La naturalisation de la personne humaine [3], qui tente aujourd’hui tant de disciplines (les neurosciences, la philosophie animale, etc.), tient à une raison fondamentale : seule, de toutes les créatures corporelles, elle est capable de Dieu. En effet, ce qui vient de Dieu retourne à Dieu (cf. Is 55,10-11) [4]. Si enchanteur soit-il, un monde matériel qui aurait (seulement !) inventé Bryce Canyon et les orchidées aurait suscité la louange émerveillée des anges, mais eût manqué sa finalité. C’est ce qu’Armstrong a compris : la nature ne trouve pleinement son sens que dans sa capacité à héberger son Créateur ; mais cet accueil requiert la présence de l’homme. « L’homme passe l’homme », affirmait Blaise Pascal [5]. Et la nature passe la nature, mais en passant par l’homme.

 

En ce jour de Noël, deux chemins s’ouvrent devant nous entre lesquels il nous faut choisir. D’un côté, une admiration qui confine à l’adoration pour notre planète considérée comme la bienfaitrice et l’instance suprême. De l’autre, une Terre qui reçoit le Fils de Dieu et se prosterne devant lui dans et par la médiation de l’homme. Un homme qui plie le genoux devant le Dieu créateur et rédempteur de la Terre, puis (chronologiquement) l’homme, de l’homme, puis (ontologiquement) la Terre.
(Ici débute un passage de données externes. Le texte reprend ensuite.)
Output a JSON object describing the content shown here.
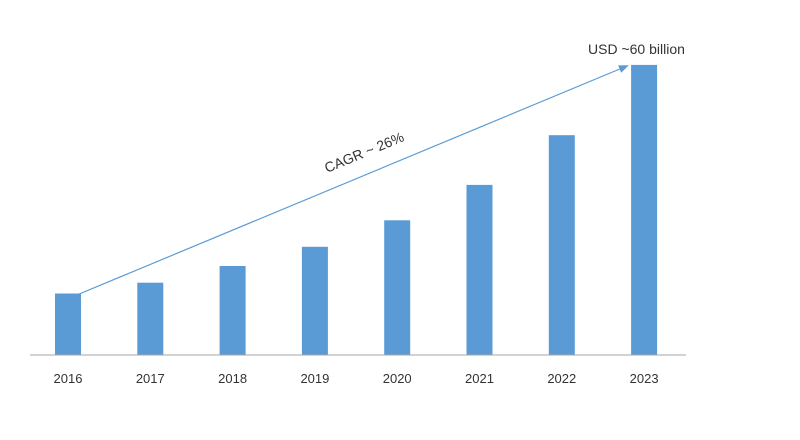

Une antique tradition liturgique veut que, si l’eau avec laquelle le célébrant baptise provient du Jourdain, elle n’a pas besoin d’être bénite. « Par son Incarnation, le Fils de Dieu s’est en quelque sorte uni Lui-même à tout homme [6] ». En touchant l’eau du Jourdain, il a touché toute eau et s’est ainsi en quelque sorte uni Lui-même à toute la Terre pour la purifier par le soin que l’homme prendra d’elle (cf. Gn 2,15).

La « troupe céleste innombrable » qui apparaît aux bergers de Bethléem, loue Dieu en chantant : « Paix sur la terre aux hommes, qu’Il aime » (Lc 2,13-14). Notre monde a un besoin ardent de paix. Multiples sont les tentations de division : au sein des familles (par exemple, à cause du comportement à adopter concernant la vaccination) ; en notre Église (par exemple, à cause des récentes déclarations du Saint-Père), en particulier en France et à Paris ; avec notre Terre que nous exploitons de manière cupide et aveugle. Que le Christ, « notre paix » (Ép 2,14), nous donne de préférer en toutes choses le chemin de l’unité, qui est aussi le chemin de la charité et de la vérité.

Pascal Ide

[1] Pierre Rabhi, La tristesse de Gaïa. De l’effondrement à l’émerveillement, coll. « Manifestes », Paris, Actes-Sud, 2021, p. 47.

[2] Extrait du livre du journaliste américain Thomas Friedman, From Beyrouth to Jerusalem, cité et traduit par Éric Petrosino, JSSNews. Souligné par moi. Posté le 29 août 2012 et consulté le 27 juin 2020 : http://www.upjf.org/fr/5265-neil-armstrong:-«-je-suis-plus-excite-de-marcher-à-jerusalem-que-sur-la-lune-».html Je remercie le père Jean-Rodolphe Kars de m’avoir fait connaître ce beau témoignage.

[3] La naturalisation est la réduction de l’homme à la nature. Cf. le livre emblématique de Jean-Marie Schaeffer, La fin de l’exception humaine, coll. « Essais », Paris, Gallimard, 2007.

[4] Cf. Pascal Ide, « Bonum diffusivum sui et exitus-reditus selon Balthasar. Une relecture à partir de l’amour de don », Rivista di teologia di Lugano, 18 (2013) 2, p. 167-186.

[5] Blaise Pascal, Fragment Contrariétés n° 14 / 14, dans Pensées, éd. Brunschvicg n. 434, éd. Le Guern n. 122, éd. Lafuma n. 131.

[6] Concile Œcuménique Vatican II, Constitution pastorale Gaudium et spes sur l’Église dans le monde de ce temps, 7 décembre 1965, n. 22, § 2.